Survei: Tingkat Kepuasan Publik terhadap Anies hanya 38,9 Persen

Oleh Rinaldo pada 17 Apr 2021, 05:38 WIB
Diperbarui 17 Apr 2021, 05:38 WIB
Anies Baswedan
Perbesar
Gubernur DKI Jakarta Anies Baswedan mengendarai sepeda di Kawasan Bundaran HI, Jakarta, Selasa (16/6/2020). Anies Baswedan bersepeda keliling Ibu Kota dalam rangka mengajak warga agar selalu menggunakan face shield atau masker saat beraktivitas di luar ruangan. (merdeka.com/Imam Buhori)

Liputan6.com, Jakarta Temuan survei yang dilakukan Jakarta Research Center (JRC) menunjukkan tingkat kepuasan publik terhadap Gubernur DKI Jakarta Anies Baswedan hanya sebesar 38,9 persen. Sementara ketidakpuasannya mencapai 53,0 persen, dan sisanya tidak tahu/ jawab sebesar 8,1 persen.

"Ini menjadi peringatan bagi Anies jika berencana maju kembali dalam Pilkada DKI Jakarta, ataupun menuju panggung politik nasional," kata Direktur Komunikasi JRC Alfian P seperti dikutip dari Antara, Jumat (16/4/2021).

Kinerja Anies yang biasa-biasa saja dinilai tidak ada terobosan dan inovasi yang signifikan, membuat sebagian besar publik Jakarta merasa tidak puas. Nama Anies sendiri diunggulkan masuk dalam berbagai survei Pilpres 2024.

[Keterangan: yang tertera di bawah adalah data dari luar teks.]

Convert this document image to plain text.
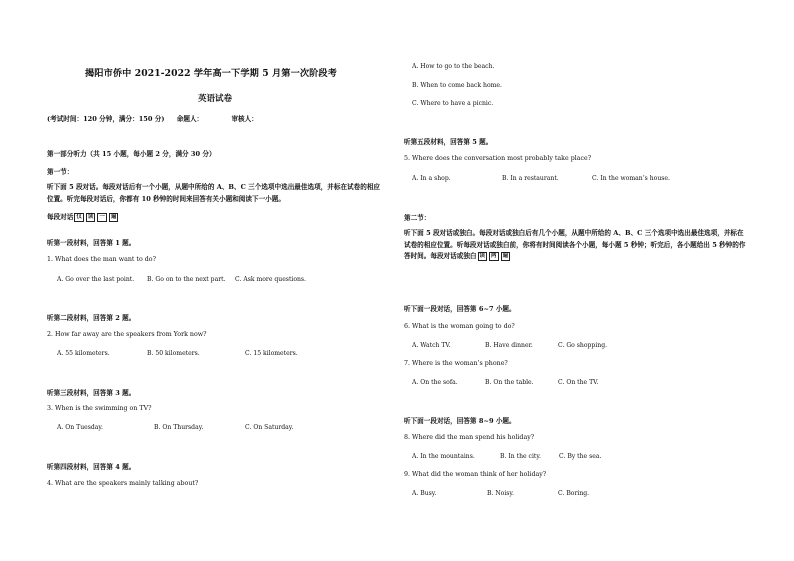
揭阳市侨中 2021-2022 学年高一下学期 5 月第一次阶段考
英语试卷
(考试时间：120 分钟，满分：150 分) 命题人：	审核人：
第一部分听力（共 15 小题，每小题 2 分，满分 30 分）
第一节：
听下面 5 段对话。每段对话后有一个小题，从题中所给的 A、B、C 三个选项中选出最佳选项，并标在试卷的相应位置。听完每段对话后，你都有 10 秒钟的时间来回答有关小题和阅读下一小题。
每段对话 仅 读 一 遍
听第一段材料，回答第 1 题。
1. What does the man want to do?
A. Go over the last point.	B. Go on to the next part.	C. Ask more questions.
听第二段材料，回答第 2 题。
2. How far away are the speakers from York now?
A. 55 kilometers.	B. 50 kilometers.	C. 15 kilometers.
听第三段材料，回答第 3 题。
3. When is the swimming on TV?
A. On Tuesday.	B. On Thursday.	C. On Saturday.
听第四段材料，回答第 4 题。
4. What are the speakers mainly talking about?
A. How to go to the beach.
B. When to come back home.
C. Where to have a picnic.
听第五段材料，回答第 5 题。
5. Where does the conversation most probably take place?
A. In a shop.	B. In a restaurant.	C. In the woman’s house.
第二节：
听下面 5 段对话或独白。每段对话或独白后有几个小题，从题中所给的 A、B、C 三个选项中选出最佳选项，并标在试卷的相应位置。听每段对话或独白前，你将有时间阅读各个小题，每小题 5 秒钟；听完后，各小题给出 5 秒钟的作答时间。每段对话或独白 读 两 遍
听下面一段对话，回答第 6~7 小题。
6. What is the woman going to do?
A. Watch TV.	B. Have dinner.	C. Go shopping.
7. Where is the woman’s phone?
A. On the sofa.	B. On the table.	C. On the TV.
听下面一段对话，回答第 8~9 小题。
8. Where did the man spend his holiday?
A. In the mountains.	B. In the city.	C. By the sea.
9. What did the woman think of her holiday?
A. Busy.	B. Noisy.	C. Boring.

Tetapi, kata Alfian, tingginya ketidakpuasan publik selama Anies memimpin DKI Jakarta bisa menjadi batu sandungan bagi Anies jika ingin melangkah ke tingkat nasional.

Menurut Alfian, strategi Anies untuk meniru Jokowi yang sebelumnya menjadi Gubernur DKI Jakarta lalu menang Pilpres 2014 dan 2019 tidak bisa di-copy paste. Sebagai catatan, Jokowi sendiri hanya menjabat setengah periode di DKI Jakarta.

Sebaliknya, Anies akan mengakhiri periode pemerintahannya pada 2022. Ketidakjelasan jadwal Pilkada, apakah akan tetap diselenggarakan pada 2022 atau ditunda tahun 2024, semakin mempersulit niat Anies untuk memanfaatkan panggung politik di DKI Jakarta.

"Kalaupun Anies berniat maju kembali dalam Pilkada DKI Jakarta, ataupun maju Pilpres 2024, harus ada gebrakan luar biasa dalam sisa pemerintahannya yang tinggal satu setengah tahun di DKI Jakarta," ujar Alfian.

2 dari 3 halaman

Survei Tatap Muka

Survei Jakarta Research Center (JRC) dilakukan pada 1-10 April 2021, secara tatap muka kepada 800 responden mewakili seluruh wilayah di DKI Jakarta.

Metode survei adalah multistage random sampling, dengan margin of error ±3,4 persen dan pada tingkat kepercayaan 95 persen.